The CNS imaging findings in this condition include brain MRI abnormalities in about 30%55% of patients, which can include increased signal on fluid‐attenuated inversion recovery (FLAIR) or T2 sequences of the cerebral cortex, overlying meninges, or basal ganglia. Abnormalities in the temporal lobes, corpus callosum, and brainstem have also been described. As in our patient, CSF lymphocytic pleocytosis has also been noted.6, 8, 9

Although many cases of limbic encephalitis portend a poor prognosis with permanent neuropsychiatric sequelae and death, anti‐NMDAR can be very responsive to treatment; particularly if diagnosed early. Successful treatment of anti‐NMDAR encephalitis involves immunotherapy and, preferably, early surgical resection of any tumor. 6, 8, 9 Non‐paraneoplastic cases appear to require more aggressive and prolonged immunotherapies to avoid relapse. In both groups, a trend towards improved outcome has been noted in patients treated early in disease course (<40 days from symptom onset).8 There are no established guidelines for the treatment of anti‐NMDAR encephalitis, and no randomized controlled trials have evaluated anti‐NMDAR encephalitis treatment. Observational studies of immune‐modulating therapies have shown efficacy with high‐dose steroids and the addition of plasma exchange and/or intravenous immune globulin. Rituximab and cyclophosphamide can be considered if patients fail to improve on other immunotherapies.9 Data from case series seem to suggest a lower risk of relapse in patients treated with immunotherapy.13

Exploration of this patient's persistent high fevers ultimately led to the serendipitous diagnosis of the increasingly recognized syndrome of anti‐NMDAR encephalitis, although in retrospect nearly all of the features of her presentation fit well with this condition. Thus, it was only by a chance finding on her abdominal CT scan that this patient was ultimately diagnosed with a treatable, noninfectious encephalitis associated with an ovarian teratoma. This case reinforces the importance of thorough patient evaluations and being prepared to draw meaningful conclusions from unexpected findings. Given how close this patient was to being discharged to a long‐term care facility, we found this case a fascinating yet sobering reminder to guard against prematurely concluding a syndrome to be untreatable.

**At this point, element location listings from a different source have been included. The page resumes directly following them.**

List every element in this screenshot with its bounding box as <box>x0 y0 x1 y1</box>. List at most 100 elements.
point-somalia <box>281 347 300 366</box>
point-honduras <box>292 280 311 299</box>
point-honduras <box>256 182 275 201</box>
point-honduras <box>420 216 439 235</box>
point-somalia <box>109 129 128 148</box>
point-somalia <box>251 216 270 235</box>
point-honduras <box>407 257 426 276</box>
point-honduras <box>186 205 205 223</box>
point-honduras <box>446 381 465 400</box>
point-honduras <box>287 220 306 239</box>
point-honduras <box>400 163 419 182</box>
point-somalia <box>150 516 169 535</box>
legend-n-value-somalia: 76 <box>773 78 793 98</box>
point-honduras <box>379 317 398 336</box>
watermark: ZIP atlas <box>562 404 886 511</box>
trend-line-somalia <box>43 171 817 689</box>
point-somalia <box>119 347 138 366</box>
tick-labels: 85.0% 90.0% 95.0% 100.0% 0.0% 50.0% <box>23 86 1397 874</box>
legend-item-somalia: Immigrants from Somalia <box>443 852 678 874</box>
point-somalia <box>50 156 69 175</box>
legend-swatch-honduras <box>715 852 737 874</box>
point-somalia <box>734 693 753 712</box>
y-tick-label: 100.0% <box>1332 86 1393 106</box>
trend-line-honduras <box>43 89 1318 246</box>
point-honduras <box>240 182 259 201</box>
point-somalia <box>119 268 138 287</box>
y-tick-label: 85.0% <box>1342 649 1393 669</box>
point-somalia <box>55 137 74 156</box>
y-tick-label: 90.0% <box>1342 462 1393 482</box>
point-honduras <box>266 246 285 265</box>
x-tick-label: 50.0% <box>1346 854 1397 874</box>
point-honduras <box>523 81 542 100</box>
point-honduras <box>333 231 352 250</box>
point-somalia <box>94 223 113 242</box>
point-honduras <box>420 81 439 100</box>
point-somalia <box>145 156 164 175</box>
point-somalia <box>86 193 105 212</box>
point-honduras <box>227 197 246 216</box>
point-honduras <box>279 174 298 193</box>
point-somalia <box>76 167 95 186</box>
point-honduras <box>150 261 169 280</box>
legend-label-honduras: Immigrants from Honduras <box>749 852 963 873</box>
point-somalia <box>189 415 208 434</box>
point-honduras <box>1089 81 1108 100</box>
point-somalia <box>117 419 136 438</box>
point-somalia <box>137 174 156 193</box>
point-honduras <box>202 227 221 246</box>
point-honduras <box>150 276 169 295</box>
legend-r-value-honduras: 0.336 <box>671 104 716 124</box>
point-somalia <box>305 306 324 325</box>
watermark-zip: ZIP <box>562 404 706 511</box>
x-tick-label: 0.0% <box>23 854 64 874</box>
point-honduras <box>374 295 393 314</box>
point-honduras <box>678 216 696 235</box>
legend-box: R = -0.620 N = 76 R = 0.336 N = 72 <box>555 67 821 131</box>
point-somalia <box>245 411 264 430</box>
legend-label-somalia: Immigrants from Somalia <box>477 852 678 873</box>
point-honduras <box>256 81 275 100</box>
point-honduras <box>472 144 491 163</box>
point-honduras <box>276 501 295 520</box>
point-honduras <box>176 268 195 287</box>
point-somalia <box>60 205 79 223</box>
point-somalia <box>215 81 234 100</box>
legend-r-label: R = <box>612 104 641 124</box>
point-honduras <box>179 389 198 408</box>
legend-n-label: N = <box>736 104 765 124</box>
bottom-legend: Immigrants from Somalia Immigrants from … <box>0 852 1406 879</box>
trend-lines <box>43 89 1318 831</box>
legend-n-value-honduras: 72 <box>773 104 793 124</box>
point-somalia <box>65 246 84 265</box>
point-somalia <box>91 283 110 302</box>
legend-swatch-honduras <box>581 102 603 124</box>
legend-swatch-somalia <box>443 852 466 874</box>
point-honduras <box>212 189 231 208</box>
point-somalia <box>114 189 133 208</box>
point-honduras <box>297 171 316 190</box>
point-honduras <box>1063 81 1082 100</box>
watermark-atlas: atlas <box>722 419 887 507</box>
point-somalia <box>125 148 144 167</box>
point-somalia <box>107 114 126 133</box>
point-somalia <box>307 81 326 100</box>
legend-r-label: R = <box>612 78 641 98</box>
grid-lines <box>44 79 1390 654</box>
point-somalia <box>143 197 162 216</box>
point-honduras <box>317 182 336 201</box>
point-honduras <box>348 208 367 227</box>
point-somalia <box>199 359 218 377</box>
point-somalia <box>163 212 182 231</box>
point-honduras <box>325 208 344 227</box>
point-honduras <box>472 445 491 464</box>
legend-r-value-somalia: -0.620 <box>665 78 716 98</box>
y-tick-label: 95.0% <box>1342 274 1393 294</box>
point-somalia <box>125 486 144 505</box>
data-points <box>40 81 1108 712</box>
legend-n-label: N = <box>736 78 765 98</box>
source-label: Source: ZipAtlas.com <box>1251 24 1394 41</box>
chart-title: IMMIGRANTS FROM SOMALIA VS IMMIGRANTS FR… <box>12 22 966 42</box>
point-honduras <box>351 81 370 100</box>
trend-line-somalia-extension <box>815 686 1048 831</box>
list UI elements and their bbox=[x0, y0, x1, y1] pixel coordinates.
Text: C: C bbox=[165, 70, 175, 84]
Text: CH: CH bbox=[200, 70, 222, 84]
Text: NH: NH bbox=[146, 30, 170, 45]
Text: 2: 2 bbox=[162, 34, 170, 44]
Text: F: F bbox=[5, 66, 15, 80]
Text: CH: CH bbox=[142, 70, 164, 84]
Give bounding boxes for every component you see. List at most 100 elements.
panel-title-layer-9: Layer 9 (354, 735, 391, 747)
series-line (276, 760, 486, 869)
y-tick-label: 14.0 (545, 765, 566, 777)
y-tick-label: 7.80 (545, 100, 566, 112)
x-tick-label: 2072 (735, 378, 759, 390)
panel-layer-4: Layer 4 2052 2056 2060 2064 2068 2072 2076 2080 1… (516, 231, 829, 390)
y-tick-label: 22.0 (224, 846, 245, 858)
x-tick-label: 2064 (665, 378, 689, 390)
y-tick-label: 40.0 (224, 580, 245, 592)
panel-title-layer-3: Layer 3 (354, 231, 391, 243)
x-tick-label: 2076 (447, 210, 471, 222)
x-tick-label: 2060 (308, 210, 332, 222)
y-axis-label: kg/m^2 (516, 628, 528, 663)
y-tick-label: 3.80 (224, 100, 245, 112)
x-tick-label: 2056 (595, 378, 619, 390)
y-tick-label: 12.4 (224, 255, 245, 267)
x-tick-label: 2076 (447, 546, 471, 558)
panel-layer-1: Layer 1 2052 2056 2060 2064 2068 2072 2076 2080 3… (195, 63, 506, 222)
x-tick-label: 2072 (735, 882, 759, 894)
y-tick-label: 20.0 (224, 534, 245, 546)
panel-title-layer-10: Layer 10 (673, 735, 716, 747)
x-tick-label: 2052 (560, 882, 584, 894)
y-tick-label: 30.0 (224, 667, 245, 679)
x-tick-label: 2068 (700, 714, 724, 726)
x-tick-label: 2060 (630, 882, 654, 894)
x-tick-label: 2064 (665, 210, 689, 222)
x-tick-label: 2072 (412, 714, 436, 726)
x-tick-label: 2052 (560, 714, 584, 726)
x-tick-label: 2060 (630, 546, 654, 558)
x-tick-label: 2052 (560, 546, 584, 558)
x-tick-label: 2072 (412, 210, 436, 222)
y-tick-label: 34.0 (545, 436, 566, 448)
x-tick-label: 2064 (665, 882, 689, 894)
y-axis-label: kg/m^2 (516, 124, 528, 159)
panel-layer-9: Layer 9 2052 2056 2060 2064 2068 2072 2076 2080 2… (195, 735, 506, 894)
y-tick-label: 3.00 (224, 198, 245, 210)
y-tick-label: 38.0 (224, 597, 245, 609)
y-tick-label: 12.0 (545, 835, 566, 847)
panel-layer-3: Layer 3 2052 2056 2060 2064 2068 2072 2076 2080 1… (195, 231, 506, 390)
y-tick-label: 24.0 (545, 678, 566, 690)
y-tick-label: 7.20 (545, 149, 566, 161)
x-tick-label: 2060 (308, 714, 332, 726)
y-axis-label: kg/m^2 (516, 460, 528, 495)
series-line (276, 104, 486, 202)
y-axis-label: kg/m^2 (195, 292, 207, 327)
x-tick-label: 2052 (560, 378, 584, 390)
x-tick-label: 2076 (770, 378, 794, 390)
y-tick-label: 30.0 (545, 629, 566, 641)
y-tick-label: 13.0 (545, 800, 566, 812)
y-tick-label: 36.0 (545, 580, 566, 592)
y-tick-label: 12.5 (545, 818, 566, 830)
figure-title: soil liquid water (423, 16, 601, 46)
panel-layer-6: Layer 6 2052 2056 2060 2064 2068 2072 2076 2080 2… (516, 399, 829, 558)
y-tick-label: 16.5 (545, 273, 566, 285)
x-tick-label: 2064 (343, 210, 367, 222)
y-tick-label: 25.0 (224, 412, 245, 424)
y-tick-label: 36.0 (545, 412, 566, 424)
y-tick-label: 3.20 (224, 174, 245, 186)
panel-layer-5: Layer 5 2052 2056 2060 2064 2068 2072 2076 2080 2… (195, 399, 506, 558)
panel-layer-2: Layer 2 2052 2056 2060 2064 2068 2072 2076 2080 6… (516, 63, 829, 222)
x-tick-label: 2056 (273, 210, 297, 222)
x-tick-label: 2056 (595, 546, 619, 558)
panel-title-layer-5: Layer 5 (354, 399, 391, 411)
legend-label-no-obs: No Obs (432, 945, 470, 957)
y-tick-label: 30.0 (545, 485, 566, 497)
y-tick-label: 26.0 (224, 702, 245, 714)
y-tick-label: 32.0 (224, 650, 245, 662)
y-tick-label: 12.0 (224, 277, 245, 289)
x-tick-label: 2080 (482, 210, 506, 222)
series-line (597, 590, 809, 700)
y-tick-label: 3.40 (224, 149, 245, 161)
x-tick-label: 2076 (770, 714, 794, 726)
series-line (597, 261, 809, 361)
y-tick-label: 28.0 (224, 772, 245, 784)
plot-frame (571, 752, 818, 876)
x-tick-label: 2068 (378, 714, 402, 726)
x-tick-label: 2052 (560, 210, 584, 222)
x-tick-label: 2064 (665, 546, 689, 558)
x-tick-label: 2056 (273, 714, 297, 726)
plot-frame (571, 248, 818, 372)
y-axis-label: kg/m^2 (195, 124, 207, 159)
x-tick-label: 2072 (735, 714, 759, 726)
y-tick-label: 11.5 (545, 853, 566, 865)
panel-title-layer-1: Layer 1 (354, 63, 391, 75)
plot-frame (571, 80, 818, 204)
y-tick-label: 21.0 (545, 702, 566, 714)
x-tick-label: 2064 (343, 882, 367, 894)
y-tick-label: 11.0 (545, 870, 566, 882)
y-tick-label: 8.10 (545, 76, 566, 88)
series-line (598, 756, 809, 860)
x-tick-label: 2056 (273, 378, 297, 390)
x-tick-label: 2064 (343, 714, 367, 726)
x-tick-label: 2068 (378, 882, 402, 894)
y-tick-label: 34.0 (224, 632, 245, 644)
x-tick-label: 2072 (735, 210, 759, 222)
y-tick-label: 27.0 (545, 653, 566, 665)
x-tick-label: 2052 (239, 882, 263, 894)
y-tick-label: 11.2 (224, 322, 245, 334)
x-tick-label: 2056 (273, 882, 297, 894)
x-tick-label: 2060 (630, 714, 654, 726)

  • Anti‐NMDAR encephalitis is an increasingly recognized cause of autoimmune limbic encephalitis, and thus should be considered in patients with new‐onset psychiatric symptoms accompanied by seizures, autonomic instability, hypoventilation, or dyskinesias.

  • A thorough history, examination, and evaluation of data is critical to make an early diagnosis of anti‐NMDAR encephalitis, because, unlike other forms of limbic encephalitis, this condition may be very responsive to early initiation of treatment.